Second, there is a lack of funding. Together, the countries of Central Africa require $117.9 million to implement their current NDCs, and a significant proportion of this funding depends on international aid.
The most ambitious countries, Chad and Democratic Republic of the Congo, require around $26 million each, a sum beyond the states’ means. “Countries expect significant financial contributions from the international community to enable them to realize their ambitions,” Eba’a Atyi said.
Third, there is a limited understanding of the contribution to climate change by diverse economic activities. The authors of the brief analyzed the NDCs of the 10 countries of the region and found that all of them included adaptation and mitigation commitments related to the forestry sector.
Energy, industry and territorial planning are also largely present. However, key sectors such as agriculture and livestock, infrastructure, transport, or education are neglected by most of the countries.
“The debate on climate in Central Africa has until now focused on forestry,” Sonwa said. “However, if we want real impact, we need to pay more attention to the multiple sectors that contribute to climate change.”
For the question of funding, there are diverse options available, according to the experts. For example, the Green Climate Fund (GCF) can support the countries to convert the NDCs into concrete policies.
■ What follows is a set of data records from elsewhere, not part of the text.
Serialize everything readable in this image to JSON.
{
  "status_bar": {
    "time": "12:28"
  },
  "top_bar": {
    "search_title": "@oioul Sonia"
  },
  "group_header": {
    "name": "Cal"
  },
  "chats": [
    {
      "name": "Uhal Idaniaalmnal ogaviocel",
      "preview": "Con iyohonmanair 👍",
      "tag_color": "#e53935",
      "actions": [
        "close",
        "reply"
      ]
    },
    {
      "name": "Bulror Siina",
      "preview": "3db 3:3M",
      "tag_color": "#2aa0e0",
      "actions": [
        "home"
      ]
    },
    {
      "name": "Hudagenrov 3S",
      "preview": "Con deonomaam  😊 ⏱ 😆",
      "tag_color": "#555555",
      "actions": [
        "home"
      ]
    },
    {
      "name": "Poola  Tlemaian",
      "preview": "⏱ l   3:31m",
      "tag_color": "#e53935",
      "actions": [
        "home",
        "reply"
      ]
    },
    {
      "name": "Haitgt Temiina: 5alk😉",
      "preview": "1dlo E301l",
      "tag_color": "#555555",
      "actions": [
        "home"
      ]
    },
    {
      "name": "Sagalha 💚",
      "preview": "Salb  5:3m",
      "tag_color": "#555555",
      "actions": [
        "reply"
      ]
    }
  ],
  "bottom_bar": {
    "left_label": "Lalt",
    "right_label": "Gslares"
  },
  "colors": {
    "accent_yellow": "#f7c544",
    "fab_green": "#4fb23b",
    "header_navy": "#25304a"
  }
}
Though its Project Preparation Facility, the GCF can also help building national capacities to establish a portfolio of effective projects that can help attract other funding. “The GCF is can serve as a rapidly available tool to kick off initiatives and accelerate the implementation of the NDCs,” Eba’a Atyi said.
However, to obtain international support, the policy brief warns, the Central African countries must prove their engagement and stand ready to highlight the actions financed by their national budgets. “For a convincing case, the countries must provide concrete evidence of the efforts made to improve inter-sectorial coordination and demonstrate that the NDCs have been successfully taken on board at all levels,” Eba’a Atyi said.
To promote inter-sectorial coordination, the brief calls for more political leadership and responsibility. “There is a need for a greater involvement of planning, finance, and other key departments, even the prime minister and president offices,” says Sonwa. “They must move from a monitoring role to actually contribute to planning and implementation of the NDCs.”
The brief also proposes the revision of the national development plans of each country, to ensure that they are aligned with the NDCs and that the different strategies and policies aimed at promoting economic growth and reducing poverty take into consideration adaptation and mitigation measures.
Finally, Central Africa has an intergovernmental organization formed by the 10 countries of the region, which is entirely dedicated to promoting regional cooperation on forests and environment, the Central Africa Forest Commission (COMIFAC).
The COMIFAC has the capacity to facilitate regional exchanges at all levels to formulate, revise and implement the NDCs and to bring transboundary issues to the table. “The countries must exchange information more effectively. This will lead to greater integration and prevention of risks when new projects are set up, as well as stronger capacities for adaptation,” Eba’a Atyi said, adding, “We need a coordinated climate risk management in the region.”